# Other Animals > Other Amphibians >  A new amphibian for my cousin!

## Allthingswithscales

Hiya guys! Like myself, my cousin is an enormous fan of terrarium animals and today we went to a local reptile expo to see what they had. Everything there was awesome and they had more than their share of frogs. I almost got a blue poison dart frog which is my favorite frog species but I've decided to wait to do more research. However, my cousin came home with something truly special that she had personally wanted for quite some time. An axolotl! She's still thinking up a name and we likely won't be sure of gender for quite some time but we did some extra research and quickly went out and got the supplies for him/her. This was the second smallest one they had but extremely active and I think likely one of the most impressive I've ever seen. I don't have any real interest in keeping axolotls but I still enjoy them very much and look forward to seeing how her's comes along. I've heard they are fragile and sensitive animals though so care probably isn't going to be a breeze right off the bat.
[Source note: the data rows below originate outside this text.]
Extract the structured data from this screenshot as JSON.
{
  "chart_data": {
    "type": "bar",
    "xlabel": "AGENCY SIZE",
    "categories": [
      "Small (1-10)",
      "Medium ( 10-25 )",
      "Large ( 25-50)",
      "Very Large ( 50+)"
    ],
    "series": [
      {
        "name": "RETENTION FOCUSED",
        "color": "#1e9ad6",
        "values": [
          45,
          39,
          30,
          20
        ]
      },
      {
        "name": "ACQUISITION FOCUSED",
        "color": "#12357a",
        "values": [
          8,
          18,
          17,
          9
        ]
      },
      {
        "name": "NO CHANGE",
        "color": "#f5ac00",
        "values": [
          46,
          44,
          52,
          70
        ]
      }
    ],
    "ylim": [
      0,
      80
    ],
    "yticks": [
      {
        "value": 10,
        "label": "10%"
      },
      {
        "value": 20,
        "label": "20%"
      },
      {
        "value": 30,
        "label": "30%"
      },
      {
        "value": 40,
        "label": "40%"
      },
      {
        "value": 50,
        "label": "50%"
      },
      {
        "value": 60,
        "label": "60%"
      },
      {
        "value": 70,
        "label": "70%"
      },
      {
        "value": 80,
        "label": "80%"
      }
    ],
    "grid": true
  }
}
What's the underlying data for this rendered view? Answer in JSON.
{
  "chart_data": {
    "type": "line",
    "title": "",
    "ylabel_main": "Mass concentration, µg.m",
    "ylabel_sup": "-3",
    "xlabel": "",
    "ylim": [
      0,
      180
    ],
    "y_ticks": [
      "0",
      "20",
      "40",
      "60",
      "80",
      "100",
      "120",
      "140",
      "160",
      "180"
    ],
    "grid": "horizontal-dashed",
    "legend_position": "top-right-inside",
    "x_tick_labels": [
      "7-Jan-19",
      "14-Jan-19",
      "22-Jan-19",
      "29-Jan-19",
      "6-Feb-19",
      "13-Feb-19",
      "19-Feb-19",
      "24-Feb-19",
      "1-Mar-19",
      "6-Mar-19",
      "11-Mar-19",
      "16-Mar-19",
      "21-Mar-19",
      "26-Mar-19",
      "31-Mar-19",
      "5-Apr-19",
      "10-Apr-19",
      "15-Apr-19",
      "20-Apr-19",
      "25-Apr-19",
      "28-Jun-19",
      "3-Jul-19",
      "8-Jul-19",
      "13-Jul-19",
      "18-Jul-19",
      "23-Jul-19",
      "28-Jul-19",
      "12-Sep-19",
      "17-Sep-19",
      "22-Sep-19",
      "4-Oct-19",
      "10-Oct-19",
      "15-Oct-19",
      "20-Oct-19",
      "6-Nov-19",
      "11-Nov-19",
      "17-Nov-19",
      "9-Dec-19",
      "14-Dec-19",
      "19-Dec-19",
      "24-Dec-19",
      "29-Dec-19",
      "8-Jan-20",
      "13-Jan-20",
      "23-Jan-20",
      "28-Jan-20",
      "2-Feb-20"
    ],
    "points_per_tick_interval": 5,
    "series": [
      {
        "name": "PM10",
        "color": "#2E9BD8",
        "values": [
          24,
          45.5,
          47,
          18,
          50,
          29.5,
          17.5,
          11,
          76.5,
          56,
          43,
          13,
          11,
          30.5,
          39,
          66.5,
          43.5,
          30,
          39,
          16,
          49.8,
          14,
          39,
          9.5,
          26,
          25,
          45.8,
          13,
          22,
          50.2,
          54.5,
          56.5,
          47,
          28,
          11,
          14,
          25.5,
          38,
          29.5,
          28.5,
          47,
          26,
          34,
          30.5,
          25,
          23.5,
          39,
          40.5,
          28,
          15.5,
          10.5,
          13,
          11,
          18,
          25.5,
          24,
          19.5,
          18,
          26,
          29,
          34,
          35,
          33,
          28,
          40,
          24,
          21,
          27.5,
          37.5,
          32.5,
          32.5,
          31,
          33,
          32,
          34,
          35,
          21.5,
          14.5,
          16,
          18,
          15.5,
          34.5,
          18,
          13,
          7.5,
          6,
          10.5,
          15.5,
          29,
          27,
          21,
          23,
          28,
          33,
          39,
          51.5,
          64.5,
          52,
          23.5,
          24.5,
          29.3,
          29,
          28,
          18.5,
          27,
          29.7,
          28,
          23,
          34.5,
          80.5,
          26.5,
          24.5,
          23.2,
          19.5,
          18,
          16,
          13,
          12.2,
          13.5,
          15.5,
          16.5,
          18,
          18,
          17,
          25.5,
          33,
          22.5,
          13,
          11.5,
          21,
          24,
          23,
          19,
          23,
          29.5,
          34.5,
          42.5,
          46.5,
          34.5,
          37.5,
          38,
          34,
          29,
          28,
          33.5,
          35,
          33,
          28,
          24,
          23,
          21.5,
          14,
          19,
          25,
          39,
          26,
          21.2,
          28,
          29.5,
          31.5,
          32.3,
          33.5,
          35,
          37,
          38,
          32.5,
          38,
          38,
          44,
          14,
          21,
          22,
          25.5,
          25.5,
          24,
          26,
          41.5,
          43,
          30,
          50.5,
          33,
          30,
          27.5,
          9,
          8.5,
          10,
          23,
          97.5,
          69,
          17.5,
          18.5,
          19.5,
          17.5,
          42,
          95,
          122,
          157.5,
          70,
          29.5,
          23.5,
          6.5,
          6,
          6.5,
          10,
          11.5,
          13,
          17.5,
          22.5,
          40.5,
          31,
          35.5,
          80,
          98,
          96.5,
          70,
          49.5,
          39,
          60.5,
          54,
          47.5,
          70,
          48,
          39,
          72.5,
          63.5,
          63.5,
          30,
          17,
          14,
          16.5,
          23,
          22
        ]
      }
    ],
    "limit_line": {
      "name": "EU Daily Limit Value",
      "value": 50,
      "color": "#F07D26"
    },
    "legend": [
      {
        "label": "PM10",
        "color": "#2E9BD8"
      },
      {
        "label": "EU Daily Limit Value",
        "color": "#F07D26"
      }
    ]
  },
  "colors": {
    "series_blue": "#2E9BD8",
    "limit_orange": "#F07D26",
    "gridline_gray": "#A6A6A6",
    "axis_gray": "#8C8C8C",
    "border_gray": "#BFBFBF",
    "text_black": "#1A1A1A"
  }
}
As far as we read apparently a filter in their tank at least at a young age can burn their gills, light can stress them, they are incredibly temperature sensitive, they adapt poorly to changes in water quality and at this age it's easier for them to get caught in something and hurt themselves though I've heard they are virtually indestructible and have incredible healing abilities so that's some hope at least. Any tips from you guys that I could share with her would be a great help. As he/she is small he/she is currently living in a 10 gallon tank with large round rocks covering the bottom and lacking a filter or currently any lights or heaters. The food she's using are thawed bloodworms which the breeder was feeding him/her and although we couldn't find axolotl pellets we were told they can take small cichlid pellets. I have a good feeling the animal is going to thrive though. It's not even mine and I'm in love with this creature! I can't wait to see how he/she grows.

----------

Cliygh and Mia 2

----------


## Xavier

They look very pretty and healthy! Great new addition,  your cousin made a great choice!

----------


## Rotund Frogo

Looks like you know your stuff pretty well. Mind to give us an update

Also, salamander pellets are available, but I dont seen them very often

Sent from my SM-G960U using Tapatalk

----------


## Nevernoire

Looks pretty good, but I'd recommend newt pellets and also a 20 gallon tank instead of the 10 gallon.

----------